The planning division of the Nassau County Department of Public Works has partnered with several organizations to conduct a federally funded study that will explore ways to promote development in three yet-to-be-determined downtowns surrounding Long Island Rail Road stations.

DPW Commissioner Shila Shah-Gavnoudias said the county has received $350,000 of a $3.5 million New York and Connecticut Sustainable Communities Regional Planning Grant to conduct the study.
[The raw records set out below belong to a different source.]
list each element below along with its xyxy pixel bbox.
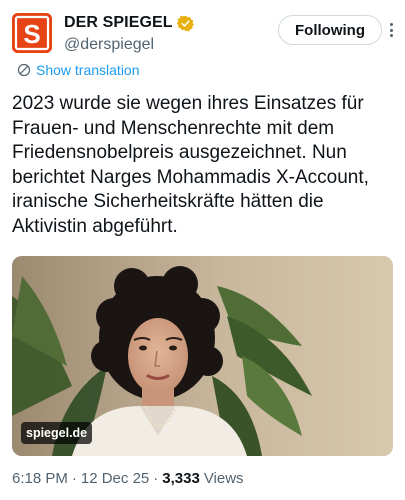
tweet-meta: 6:18 PM · 12 Dec 25 · 3,333 Views [12,470,244,487]
more-options-icon[interactable] [385,20,397,40]
tweet-header: S DER SPIEGEL @derspiegel Following [12,11,393,57]
tweet-text-line: berichtet Narges Mohammadis X-Account, [12,166,369,188]
author-display-name[interactable]: DER SPIEGEL [64,14,173,32]
tweet-text-line: Frauen- und Menschenrechte mit dem [12,117,335,139]
meta-separator: · [153,470,159,487]
translate-globe-icon [17,63,31,77]
tweet-text-line: Aktivistin abgeführt. [12,215,178,237]
verified-badge-icon [176,15,194,31]
media-watermark: spiegel.de [21,422,93,444]
avatar-letter: S [23,19,40,49]
following-button[interactable]: Following [278,15,382,45]
spiegel-logo-icon: S [12,13,52,53]
show-translation-label[interactable]: Show translation [36,62,140,78]
tweet-text-line: iranische Sicherheitskräfte hätten die [12,191,324,212]
author-handle[interactable]: @derspiegel [64,36,194,54]
author-names: DER SPIEGEL @derspiegel [64,12,194,54]
meta-separator: · [71,470,77,487]
tweet-text: 2023 wurde sie wegen ihres Einsatzes für… [12,92,397,239]
views-count[interactable]: 3,333 [162,470,200,487]
tweet-time[interactable]: 6:18 PM [12,470,68,487]
avatar[interactable]: S [12,13,52,53]
views-label: Views [203,470,244,487]
tweet-text-line: 2023 wurde sie wegen ihres Einsatzes für [12,93,364,114]
tweet-media-photo[interactable]: spiegel.de [12,256,393,456]
tweet-text-line: Friedensnobelpreis ausgezeichnet. Nun [12,142,347,163]
tweet-date[interactable]: 12 Dec 25 [81,470,149,487]
show-translation-link[interactable]: Show translation [17,61,140,79]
Funds were awarded by the U.S. Department of Housing and Urban Development.

Partners taking part in the project will determine three of 21 possible locations for the study, which will look at ways to improve quality of life and the economy for local residents and business owners.

Representatives of the planning division, Parsons Brinckerhoff, Vision Long Island and Citizens Campaign for the Environment have been meeting with civic leaders from across the county to determine which areas would be most suitable to begin pilot planning programs.

Shah-Gavnoudias said the purpose of the Nassau County Infill Redevelopment Feasibility Study is twofold.

“One is to collect and synthesize all of the local planning efforts that are going on in Nassau County into one comprehensive report,” she said. “The second is to study three station areas for pilot plans that will either be site plans or rezoning plans.”

Sean Sallie, a county senior planner, explained that the objective is to form “working collaborations” among the major players needed for regional planning efforts, ranging from village trustees to state Department of Transportation officials.

Sallie added those working on the project try to refrain from calling it a study. “We’re trying to get away from that because this is really more than just studying,” he said, noting that "it’s more about moving local projects forward.”

The project will be completed in two phases, Sallie said. Phase one will be an assessment of existing conditions at the 21 LIRR stations, which include Baldwin, Bellmore, Lynbrook, Merrick, Rockville Centre, Valley Stream and West Hempstead, among others. In phase two, study partners will select the project’s three stations.